作者与单位 Authors & Affiliations
Kevin White1, Albus Kilili2, Hanna Ha2, Dennis Eastburn1, Nathan Jayne1, Salvatore Camiolo2, Zhoutao Chen1, Bruce Seligmann1
1BioSpyder Technologies, Inc., Carlsbad, CA,2BioClavis, LTD, Glasgow, United Kingdom
摘要 Abstract
Background: Single-cell RNA sequencing (scRNA-seq) technologies enable characterization of cellular heterogeneity and rare cell types, and mapping of cell states in complex tissues. However, scRNA-seq performance in clinical samples is limited by RNA degradation, fragmentation, or inherently low RNA abundance. Peripheral blood mononuclear cells (PBMCs) are a common low RNA, heterogeneous sample, while formalin-fixed paraffin-embedded (FFPE) tissues, an invaluable archive of human samples, often contain degraded RNA of poor quality/quantity, due to tissue processing. Thus, TempO-LINC, a targeted, instrument-free single-cell transcriptomics assay, was designed for high-throughput gene expression profiling with strong tolerance to low RNA integrity. Here, we report that TempO-LINC enables robust gene expression profiling and rare cell subtype detection in human PBMCs and dissociated FFPE tissues from human and mouse.

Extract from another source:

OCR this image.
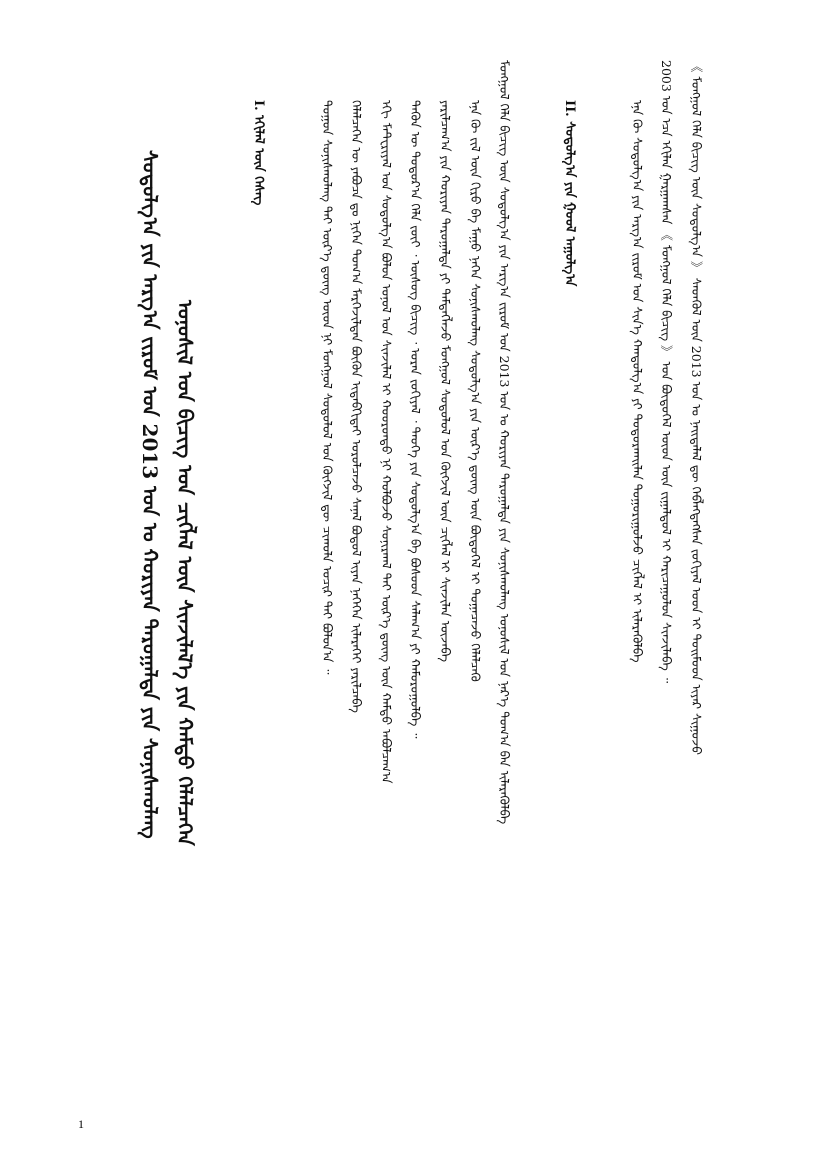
ᠰᠤᠳᠤᠯᠭ᠎ᠠ ᠶᠢᠨ ᠠᠷᠭ᠎ᠠ ᠵᠢᠷᠤᠮ ᠤᠨ 2013 ᠣᠨ ᠤ ᠬᠣᠷᠢᠶᠠᠨ ᠳᠠᠷᠤᠭᠠᠯᠲᠠ ᠶᠢᠨ ᠰᠣᠨᠢᠰᠬᠤᠯᠠᠩ ᠤᠨᠤᠰᠢᠯ ᠤᠨ ᠪᠢᠴᠢᠭ ᠤᠨ ᠴᠢᠭᠯᠡᠯ ᠦᠨ ᠰᠢᠨᠵᠢᠯᠡᠯ᠎ᠡ ᠶᠢᠨ ᠬᠠᠮᠲᠤ ᠬᠡᠯᠡᠯᠴᠡᠭᠡᠨ
I. ᠡᠬᠢᠯᠡᠯ ᠦᠨ ᠬᠡᠰᠡᠭ	ᠲᠣᠭᠣᠨ ᠰᠣᠨᠢᠰᠬᠤᠯᠠᠩ ᠲᠠᠢ ᠦᠷ᠎ᠡ ᠳ᠋ᠦᠩ ᠦᠳ ᠨᠢ ᠮᠣᠩᠭᠣᠯ ᠰᠤᠳᠤᠯᠤᠯ ᠤᠨ ᠬᠥᠭᠵᠢᠯ ᠳᠦ ᠴᠢᠬᠤᠯᠠ ᠤᠴᠢᠷ ᠲᠠᠢ ᠪᠣᠯᠤᠨ᠎ᠠ ᠃ ᠬᠡᠯᠡᠯᠴᠡᠭᠡᠨ ᠦ ᠶᠠᠪᠤᠴᠠ ᠳᠤ ᠨᠢᠭᠡᠨ ᠳᠤᠭ᠎ᠠ ᠮᠡᠷᠭᠡᠵᠢᠯᠲᠡᠨ ᠪᠦᠬᠦᠨ ᠢᠳᠡᠪᠬᠢᠲᠡᠢ ᠣᠷᠤᠯᠴᠠᠵᠤ ᠰᠠᠨᠠᠯ ᠪᠣᠳᠤᠯ ᠢᠶᠠᠨ ᠨᠡᠭᠡᠭᠡᠨ ᠢᠯᠡᠷᠡᠬᠡᠢ ᠶᠠᠷᠢᠯᠴᠠᠪᠠ ᠡᠬᠢ ᠮᠠᠲ᠋ᠧᠷᠢᠶᠠᠯ ᠤᠨ ᠰᠤᠳᠤᠯᠭ᠎ᠠ ᠪᠤᠯᠤᠨ ᠣᠨᠤᠯ ᠤᠨ ᠰᠢᠨᠵᠢᠯᠡᠯ ᠢ ᠬᠣᠣᠷᠣᠨᠳᠤ ᠨᠢ ᠬᠣᠯᠪᠣᠵᠤ ᠰᠣᠨᠢᠷᠬᠠᠯ ᠲᠠᠢ ᠦᠷ᠎ᠡ ᠳ᠋ᠦᠩ ᠦᠨ ᠬᠠᠮᠲᠤ ᠠᠪᠤᠯᠴᠠᠭ᠎ᠠ ᠲᠡᠭᠦᠨ ᠦ ᠳᠣᠲᠣᠷ᠎ᠠ ᠬᠡᠯᠡ ᠵᠦᠢ ᠂ ᠦᠰᠦᠭ ᠪᠢᠴᠢᠭ ᠂ ᠤᠷᠠᠨ ᠵᠣᠬᠢᠶᠠᠯ ᠂ ᠲᠡᠦᠬᠡ ᠶᠢᠨ ᠰᠤᠳᠤᠯᠭ᠎ᠠ ᠪᠠ ᠪᠤᠰᠤᠳ ᠰᠠᠯᠠᠭ᠎ᠠ ᠶᠢ ᠬᠠᠮᠤᠷᠤᠭᠤᠯᠪᠠ ᠃ ᠶᠠᠷᠢᠯᠴᠠᠭ᠎ᠠ ᠶᠢᠨ ᠬᠣᠷᠢᠶᠠᠨ ᠳᠠᠷᠤᠭᠠᠯᠲᠠ ᠶᠢ ᠲᠡᠮᠳᠡᠭᠯᠡᠵᠦ ᠮᠣᠩᠭᠣᠯ ᠰᠤᠳᠤᠯᠤᠯ ᠤᠨ ᠬᠥᠭᠵᠢᠯ ᠦᠨ ᠴᠢᠭᠯᠡᠯ ᠢ ᠰᠢᠨᠵᠢᠯᠡᠨ ᠦᠵᠡᠪᠡ ᠡᠨᠡ ᠬᠦ ᠵᠢᠯ ᠦᠨ ᠬᠢᠷᠤ ᠪᠠ ᠮᠠᠭᠤ ᠨᠡᠭᠡᠨ ᠰᠣᠨᠢᠰᠬᠤᠯᠠᠩ ᠰᠤᠳᠤᠯᠭ᠎ᠠ ᠶᠢᠨ ᠦᠷ᠎ᠡ ᠳ᠋ᠦᠩ ᠦᠨ ᠪᠦᠲᠦᠭᠡᠯ ᠢ ᠲᠣᠭᠠᠴᠠᠵᠤ ᠬᠡᠯᠡᠯᠴᠡᠬᠦ ᠮᠣᠩᠭᠣᠯ ᠬᠡᠯᠡ ᠪᠢᠴᠢᠭ ᠦᠨ ᠰᠤᠳᠤᠯᠭ᠎ᠠ ᠶᠢᠨ ᠠᠷᠭ᠎ᠠ ᠵᠢᠷᠤᠮ ᠤᠨ 2013 ᠣᠨ ᠤ ᠬᠣᠷᠢᠶᠠᠨ ᠳᠠᠷᠤᠭᠠᠯᠲᠠ ᠶᠢᠨ ᠰᠣᠨᠢᠰᠬᠤᠯᠠᠩ ᠤᠨᠤᠰᠢᠯ ᠤᠨ ᠨᠡᠷ᠎ᠡ ᠲᠣᠭ᠎ᠠ ᠪᠠᠨ ᠢᠯᠡᠷᠡᠭᠦᠯᠪᠡ	II. ᠰᠤᠳᠤᠯᠭ᠎ᠠ ᠶᠢᠨ ᠭᠣᠣᠯ ᠠᠭᠤᠯᠭ᠎ᠠ	ᠡᠨᠡ ᠬᠦ ᠰᠤᠳᠤᠯᠭ᠎ᠠ ᠶᠢᠨ ᠠᠷᠭ᠎ᠠ ᠵᠢᠷᠤᠮ ᠤᠨ ᠰᠢᠨ᠎ᠡ ᠬᠠᠨᠳᠤᠯᠭ᠎ᠠ ᠶᠢ ᠲᠣᠳᠣᠷᠬᠠᠢᠯᠠᠨ ᠲᠣᠭᠣᠷᠢᠭᠤᠯᠵᠤ ᠴᠢᠭᠯᠡᠯ ᠢ ᠢᠯᠡᠷᠡᠭᠦᠯᠪᠡ 2003 ᠣᠨ ᠡᠴᠡ ᠡᠬᠢᠯᠡᠨ ᠭᠠᠷᠭᠠᠭᠰᠠᠨ 《 ᠮᠣᠩᠭᠣᠯ ᠬᠡᠯᠡ ᠪᠢᠴᠢᠭ 》 ᠤᠨ ᠪᠦᠲᠦᠭᠡᠯ ᠦᠳ ᠦᠨ ᠵᠢᠭᠠᠯᠳᠤᠯ ᠢ ᠬᠠᠷᠢᠴᠠᠭᠤᠯᠤᠨ ᠰᠢᠨᠵᠢᠯᠡᠪᠡ ᠃ 《 ᠮᠣᠩᠭᠣᠯ ᠬᠡᠯᠡ ᠪᠢᠴᠢᠭ ᠦᠨ ᠰᠤᠳᠤᠯᠭ᠎ᠠ 》 ᠰᠡᠳᠬᠦᠯ ᠦᠨ 2013 ᠣᠨ ᠤ ᠨᠡᠢᠲᠡᠯᠡᠯ ᠳᠦ ᠬᠡᠪᠯᠡᠭᠳᠡᠭᠰᠡᠨ ᠵᠣᠬᠢᠶᠠᠯ ᠤᠳ ᠢ ᠲᠣᠢᠮᠣᠳ ᠢᠶᠠᠷ ᠰᠢᠭᠤᠵᠤ
1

Methods: The TempO-LINC assay is a scalable, combinatorial split-pool barcoding approach to uniquely index RNA molecules in fixed cells/nuclei. Cryopreserved PBMCs from three donors were fixed using the TempO-LINC Fixation Kit and profiled with the TempO-Seq human whole transcriptome v2.1 probe set. FFPE blocks from human lung and mouse brain were sectioned, two 30µm thick sections per block, deparaffinized, enzymatically dissociated, filtered, and then processed with the TempO-LINC Fixation Kit. TempO-LINC scRNA-seq was performed on FFPE lung and brain using the human whole transcriptome v2.1 and mouse whole transcriptome v1.1 probe sets, respectively. Data processing and visualization were performed using the open-source Python Scanpy and R Bioconductor packages.
Results: Analysis of 12,027 PBMCs revealed 16 transcriptionally distinct cell populations, including major classes of blood/immune cell subsets, and rarer cell populations of hematopoietic stem/progenitor cells and proliferating CD4+ T cells, demonstrating high sensitivity in low-RNA contexts. TempO-LINC successfully generated FFPE single-cell expression profiles with mean mapping rates from 71-93% and ~1,000 genes detected per cell. UMAP data shows clearly defined cell subtypes from dissociated FFPE lung and brain tissues.
Conclusion : The TempO-LINC scRNA-seq assay enables high-resolution gene expression profiling across heterogenous, low-RNA PBMCs and FFPE samples. These results highlight the assay's high sensitivity in determining rare cell types from samples with degraded RNA. Applying TempO-LINC scRNA-seq on FFPE specimens unlocks new opportunities in precision medicine, biomarker discovery, and mechanistic toxicology.